Six teams competed at Moolman’s Farm on the banks of the Vaal Dam in the Free State, where various fish species such as carp, mudfish, catfish and grass carp can be caught. The teams were made up of one person from each of the five categories listed below:
Category 1: Quadriplegics and persons who don’t have hand function and cannot cast for themselves
Category 2: Paraplegics
Category 3: Blind anglers and anglers who have lost a limb
Category 4: Anglers with a minimum disability
Category 5: Anglers who are deaf or partially deaf
A number of QASA members participated in the first two categories, including Riaan Bornman (first place), Piet de Wit (third place) and Corne Lubbe (sixth place). Congratulations to all the anglers and the organisers – this was indeed a great achievement for people with disabilities!

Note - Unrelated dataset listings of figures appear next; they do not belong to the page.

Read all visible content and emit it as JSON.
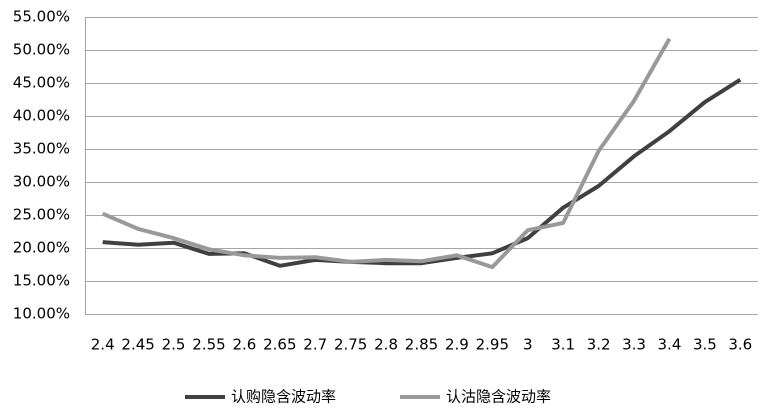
{
  "chart_data": {
    "type": "line",
    "categories": [
      "2.4",
      "2.45",
      "2.5",
      "2.55",
      "2.6",
      "2.65",
      "2.7",
      "2.75",
      "2.8",
      "2.85",
      "2.9",
      "2.95",
      "3",
      "3.1",
      "3.2",
      "3.3",
      "3.4",
      "3.5",
      "3.6"
    ],
    "series": [
      {
        "name": "认购隐含波动率",
        "color": "#404040",
        "values": [
          20.9,
          20.5,
          20.8,
          19.1,
          19.2,
          17.3,
          18.2,
          17.9,
          17.7,
          17.7,
          18.5,
          19.2,
          21.5,
          26.1,
          29.4,
          33.9,
          37.7,
          42.1,
          45.5
        ]
      },
      {
        "name": "认沽隐含波动率",
        "color": "#999999",
        "values": [
          25.2,
          22.9,
          21.5,
          19.8,
          18.9,
          18.5,
          18.6,
          17.9,
          18.2,
          18.0,
          18.9,
          17.1,
          22.7,
          23.8,
          34.7,
          42.3,
          51.7,
          null,
          null
        ]
      }
    ],
    "ylim": [
      10,
      55
    ],
    "yticks": [
      {
        "value": 10,
        "label": "10.00%"
      },
      {
        "value": 15,
        "label": "15.00%"
      },
      {
        "value": 20,
        "label": "20.00%"
      },
      {
        "value": 25,
        "label": "25.00%"
      },
      {
        "value": 30,
        "label": "30.00%"
      },
      {
        "value": 35,
        "label": "35.00%"
      },
      {
        "value": 40,
        "label": "40.00%"
      },
      {
        "value": 45,
        "label": "45.00%"
      },
      {
        "value": 50,
        "label": "50.00%"
      },
      {
        "value": 55,
        "label": "55.00%"
      }
    ],
    "grid": true,
    "legend": "bottom"
  }
}
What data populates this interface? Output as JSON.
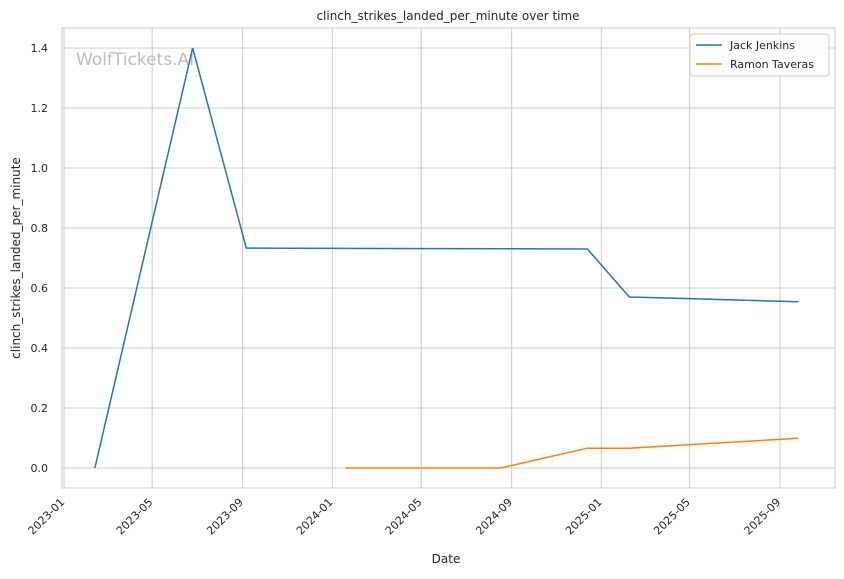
{
  "chart_data": {
    "type": "line",
    "title": "clinch_strikes_landed_per_minute over time",
    "xlabel": "Date",
    "ylabel": "clinch_strikes_landed_per_minute",
    "watermark": "WolfTickets.AI",
    "grid": true,
    "legend_placement": "top-right",
    "xlim": [
      "2022-12-01",
      "2025-11-10"
    ],
    "ylim": [
      -0.07,
      1.47
    ],
    "x_ticks": [
      "2023-01",
      "2023-05",
      "2023-09",
      "2024-01",
      "2024-05",
      "2024-09",
      "2025-01",
      "2025-05",
      "2025-09"
    ],
    "y_ticks": [
      0.0,
      0.2,
      0.4,
      0.6,
      0.8,
      1.0,
      1.2,
      1.4
    ],
    "series": [
      {
        "name": "Jack Jenkins",
        "color": "#1f77b4",
        "x": [
          "2023-02-12",
          "2023-06-25",
          "2023-09-06",
          "2024-12-13",
          "2025-02-08",
          "2025-09-26"
        ],
        "y": [
          0.0,
          1.4,
          0.733,
          0.73,
          0.57,
          0.554
        ]
      },
      {
        "name": "Ramon Taveras",
        "color": "#ff7f0e",
        "x": [
          "2024-01-19",
          "2024-08-17",
          "2024-12-13",
          "2025-02-08",
          "2025-09-26"
        ],
        "y": [
          0.0,
          0.0,
          0.066,
          0.066,
          0.099
        ]
      }
    ]
  }
}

Two of the anglers provided the following feedback:
“This is my fourth year fishing in champions. Every year the competition gets tougher and tougher, but it’s still one of the most fun sports to participate in. I would encourage any person with a disability to join a team in their region.
“We have adapted equipment to make it possible for any person with a disability to enjoy this sport. Like they say: ‘A bad day’s fishing is better than a good day at the office.’”
– Riaan Bornman, fishing for SAFBAF A Team
“It was a great privilege and honour to participate as an angler in the World Games at Moolman’s. This is my fourth year involved in this unique sport. The first year I was in the A Team and we only competed to obtain our provincial colours.
“The following year I competed and won the SAFBAF competition, where I was in the B Team. The third year I competed in the Rainbow A Team. My personal opinion is that this is the ideal sport for people with disabilities. It is a very relaxing sport, where you are in nature and you can break away from the normal daily routines at home.
“It stimulates your brain, as you need to think and plan the type of bait and fishing gear. Nothing compares to the excitement and feeling of adrenalin once you catch a fish.”